Immer, wenn er dieses Lied hörte, [erinnerte er sich].

Dann beginnen zwei Sätze mit „es“, was mich wenig stört (andere sicherlich mehr, die aber nicht den Unterschied begreifen: Die „es“ haben unterschiedliche Funktionen, selbst wenn beide als Satzsubjekt auftreten: zu Anfang dient es als Platzhalter für „ihren Gesang“, das zweite steht mit alttestamentarischer Macht für ein Geschehen wie etwa das „Es werde Licht!“ und es umfasst geradezu grenzenlos die ganze Welt im Glücksgefühl:
Es war perfekt –
hier böte sich bei meiner Interpretation (ich kann auch daneben liegen, was mir aber nix ausmacht, da bin ich ziemlich stur) statt des „perfekt sein“ ein perfekt klingen an, dass die Gestalt – um auch nicht den Titel widerzukäuen – etwa so aussehen könnte:
Es [klang] perfekt.
Dann geschieht aber ein grammatisches Missgeschick: Singular und Plural widersprechen einander:
Es war einer dieser Momente, …
Singular
…, die man gerne immer wieder erleben würde.
Plural, der hier m. E. zwingend zu vermeiden ist, wenn man sich für „einen“ entschieden hat.
Zudem ist es eine unglückliche Aneinanderreihung entbehrlicher, weil wenig präziser Wörter nebst unnötigem Konjunktiv:
… man gerne immer wieder … würde.
Wie wäre es mit
Es war einer dieser Momente, [den] man gerne … wieder erlebt[e].
Ob nun als Futur (diese Funktion übernimmt hier das Präsens i. S. eines "ich komm morgen" statt des umständlichen "ich werde morgen kommen") oder Konjunktiv durch Anhängen des e statt einer unwürdigen würde-Konstruktion.
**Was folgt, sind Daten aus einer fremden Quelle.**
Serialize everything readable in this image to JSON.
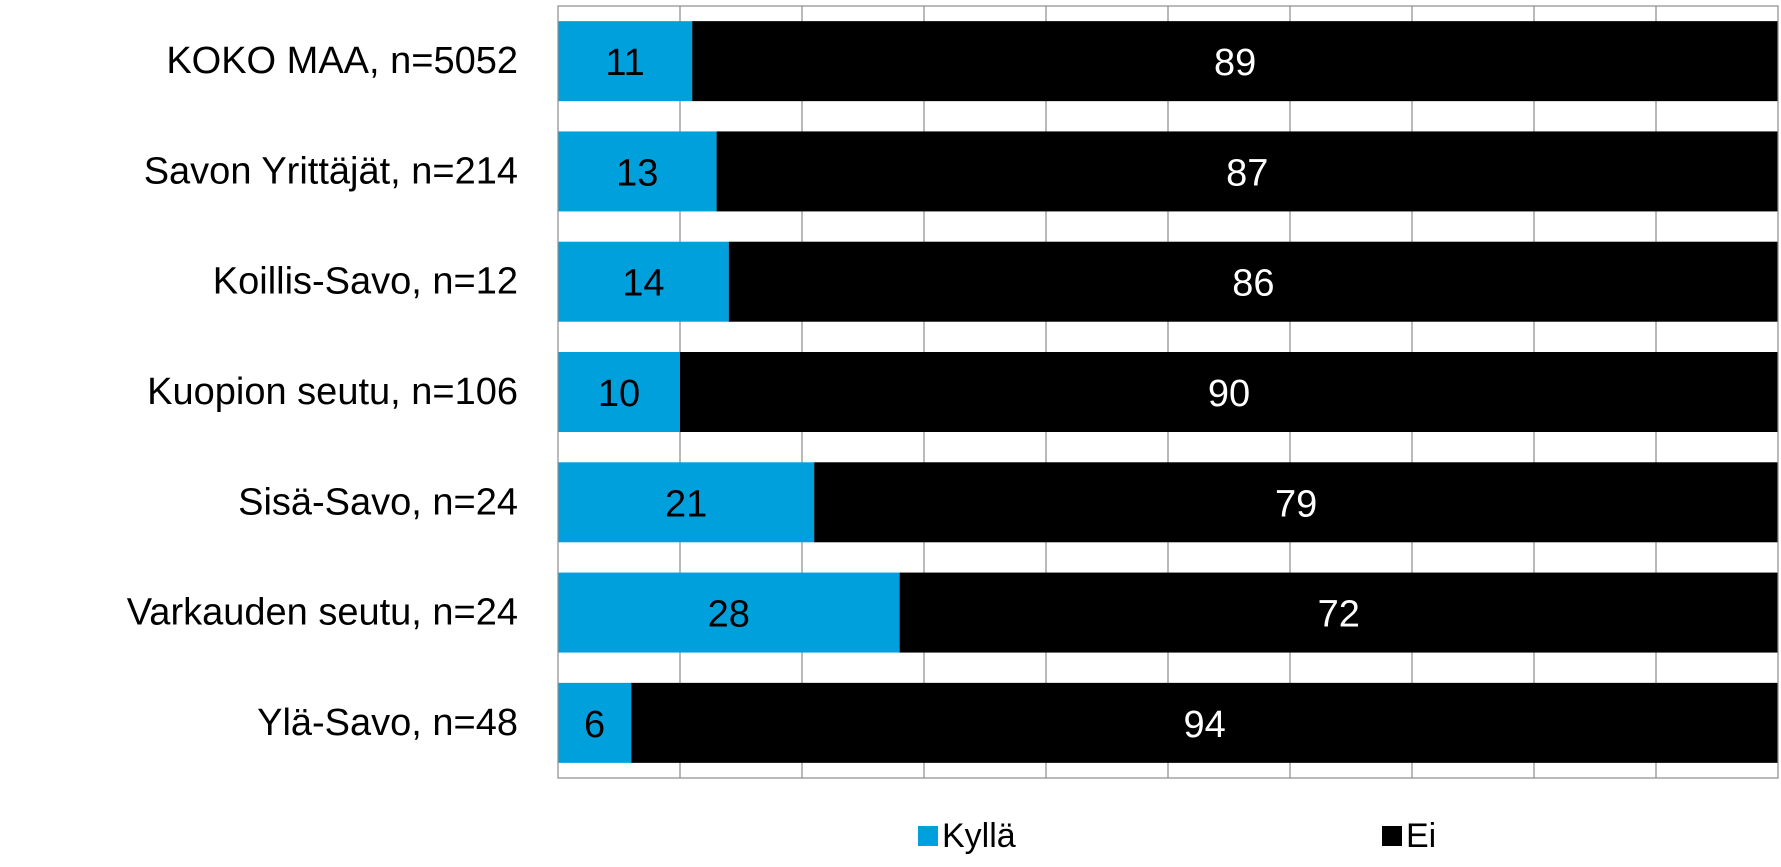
{
  "chart_data": {
    "type": "bar",
    "orientation": "horizontal",
    "stacked": true,
    "categories": [
      "KOKO MAA, n=5052",
      "Savon Yrittäjät, n=214",
      "Koillis-Savo, n=12",
      "Kuopion seutu, n=106",
      "Sisä-Savo, n=24",
      "Varkauden seutu, n=24",
      "Ylä-Savo, n=48"
    ],
    "series": [
      {
        "name": "Kyllä",
        "color": "#00A0DC",
        "label_color": "#000000",
        "values": [
          11,
          13,
          14,
          10,
          21,
          28,
          6
        ]
      },
      {
        "name": "Ei",
        "color": "#000000",
        "label_color": "#ffffff",
        "values": [
          89,
          87,
          86,
          90,
          79,
          72,
          94
        ]
      }
    ],
    "xlim": [
      0,
      100
    ],
    "x_gridline_step": 10,
    "grid": true,
    "legend": "bottom",
    "title": "",
    "xlabel": "",
    "ylabel": ""
  }
}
Alles war wieder normal, kein Hauch …
Was zum teufel ist schon „normal“? Was entspricht schon der Norm, dass der Statistiker wohlgefällig seine Normalverteilung oder der Nachbar als soziale Kontrolle schlechthin einen beäugt usw. Vielleicht war alles wieder wie „vorher“, vor dem glücklichen Augenblick, wofür eigentlich die Aussage
… wieder in den Anfangszustand zurückversetzt …
spräche.
Alles war wieder [wie vorher].

Nun wieder zurück zur Eingangsthese, denn wer kennte nicht die Angst vor dem Ungewissen? Und dass wir hier über Schlagerromantik sprechen, zeigt die Angst vor der Blamage auf.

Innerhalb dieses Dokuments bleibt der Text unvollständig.